The Long Damp Pound. 11th September

Pewsey Wharf to Horton Bridge 134

We started off with just fleeces on, but progressed to waterproof jackets followed by trousers. Today was one of those damp days where if you don’t look it sneaks up on you and really soaks you. Luckily we looked.

EMPORIUM!!!!!

Mick took the rubbish for a walk down the towpath to the services in the pub car park. He omitted to inform me of a chilled medication emporium there, it did look closed as we passed.

Pickled Hill

The Long Pound clings to it’s contour through the countryside. Some of the time we had what might have been views on a sunny day. But today with low drizzly cloud the views were somewhat faded. Pickled Hill still stood out, one of the Wiltshire mounds that surrounded us, along with a glimpse of Alton Barnes White Horse on Milk Hill. This is one of eight white horses in Wiltshire and was cut in 1812. Hopefully on our way back the weather will be better.

One of eight

As we approached Wilcot Wide, Mick said that this was the K&A equivalent to Tixall Wide. But it left us wanting, no views and posts to stop you from winding. A few boats were moored here with their back ends sticking out in the search for deeper water.

Lady’s Bridge fancier than your average accomodation bridges

Then Lady’s Bridge designed by John Rennie in 1808 to placate the land owner who really didn’t want the canal passing through their land. It is very fancy with balustrading and decorated panels of swags and wiggly bits.

Honey Street then appeared out of the drizzle. We wondered where the hire company normally keep all their widebeam boats. All were out today. There was space outside The Barge Inn to moor, but it was too soon to stop for the day, our aim was to cover as much of the long pound as possible, so on we went.

Pretty terraced garden

Another couple of miles to All Cannings. The moorings had one space which looked a touch short for us, but we tried. We’d have just fitted if we’d been rude and nudged a short boat along off the last ring. But Oleanna’s bow was overlapping the boat in front who’s resident woofer acknowledged our presence with a woof, then he stuck his head out past a curtain to check on us. To him we were doing no harm, but to us the space was just that bit too short, even on a canal renowned for lack of moorings. So we pushed off again and I made us a cuppa and lunch to have on the go.

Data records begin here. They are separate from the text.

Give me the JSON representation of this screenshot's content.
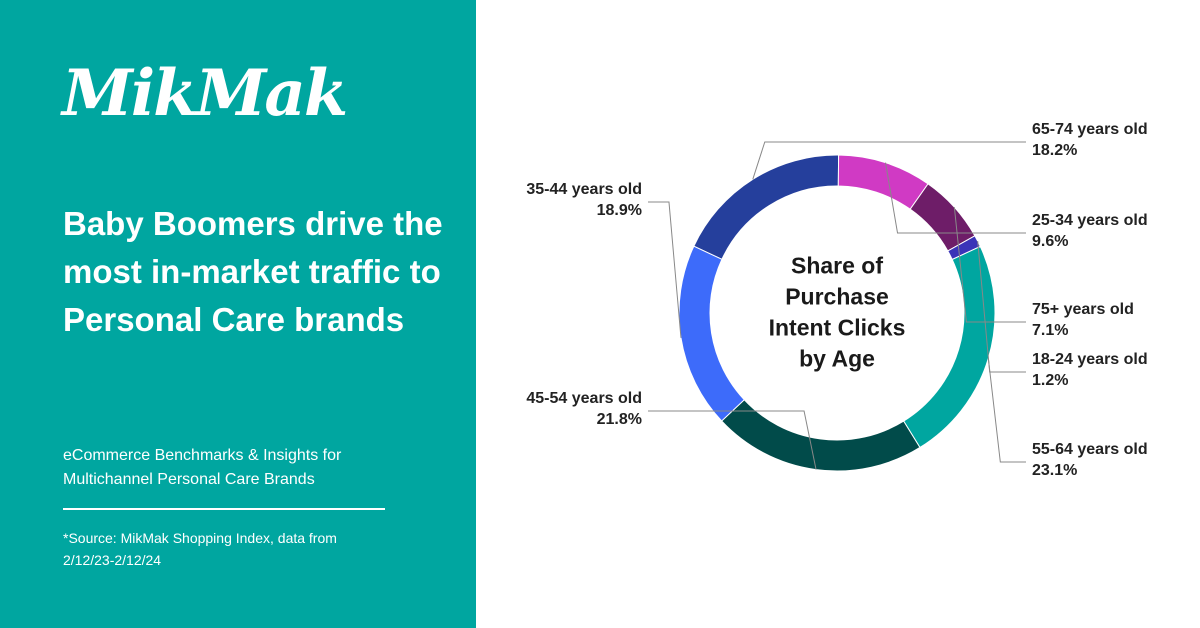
{
  "brand": {
    "logo_text": "MikMak"
  },
  "headline": "Baby Boomers drive the most in-market traffic to Personal Care brands",
  "subtitle": "eCommerce Benchmarks & Insights for Multichannel Personal Care Brands",
  "source": "*Source: MikMak Shopping Index, data from 2/12/23-2/12/24",
  "colors": {
    "panel": "#00a6a0",
    "text": "#ffffff"
  },
  "chart_data": {
    "type": "pie",
    "variant": "donut",
    "title_lines": [
      "Share of",
      "Purchase",
      "Intent Clicks",
      "by Age"
    ],
    "slices": [
      {
        "label": "65-74 years old",
        "value_text": "18.2%",
        "value": 18.2,
        "color": "#253f9c"
      },
      {
        "label": "25-34 years old",
        "value_text": "9.6%",
        "value": 9.6,
        "color": "#d03ac4"
      },
      {
        "label": "75+ years old",
        "value_text": "7.1%",
        "value": 7.1,
        "color": "#6e1d68"
      },
      {
        "label": "18-24 years old",
        "value_text": "1.2%",
        "value": 1.2,
        "color": "#3b34b8"
      },
      {
        "label": "55-64 years old",
        "value_text": "23.1%",
        "value": 23.1,
        "color": "#00a6a0"
      },
      {
        "label": "45-54 years old",
        "value_text": "21.8%",
        "value": 21.8,
        "color": "#014b4a"
      },
      {
        "label": "35-44 years old",
        "value_text": "18.9%",
        "value": 18.9,
        "color": "#3d6bfa"
      }
    ]
  }
}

I’d just brought everything up onto deck as Mick slowed us down for a swing bridge. The bolt holding the bridge needed a windlass to loosen it, so all our lunch had to be moved to gain access to the locker beneath and a windlass.

Swing

Maybe today Mick has finally mastered Tick Over, not one complaint, just friendly waves from the dark interiors of boats as we passed. As you approach any road bridge lines of boats are tide up on long lines through the reeds to the banks. We’ve noticed a lot boats using their centre lines as well as bow and stern, this may feel like you are more secure (three ropes instead of two) but it has the effect of rocking your boat more as others pass.

Another swing bridge and we soon arrived at Horton Bridge where there is a water point and 24hr moorings below a pub. We’d had enough by now and were quite happy to leave the last few miles towards Devizes until tomorrow.

Is this a house or a giant spider waiting to pounce over the fence?

Quite a different outside they’d tied up today. A steep hill with some friendly cover then at the top of it, well… What a great place, lots to climb on, slide down, good high viewing platforms. I liked it lots. But the best bit was what Tom called a Dutch Barge all the way from Dutch outside. This boat had a very wide cat walk, I could quite happily have a relaxed snooze on one of those. Then it also had a solid pram cover. Fantastic views from the top of it and plenty of space inside to watch the outside go by. Tom wasn’t too pleased with me having a good look round, they say I’m not allowed on other peoples boats as the other people might decide to move the outside taking me with them. I’d be quite happy if that happened on one of these. Tom said if I can find the money then they would consider one, so I’m going to start hunting for money instead of friends.

0 locks, 9.55 miles, 2 swing bridges, 5 friendly waves, 3rd mooring lucky, 2 damp boaters, 1 soggy horse, 0 Tixall, 1 stove lit, 1/8.5 water torture cabinet drawn, 1 phone about to drown, 1 cat with aspirations of grandeur.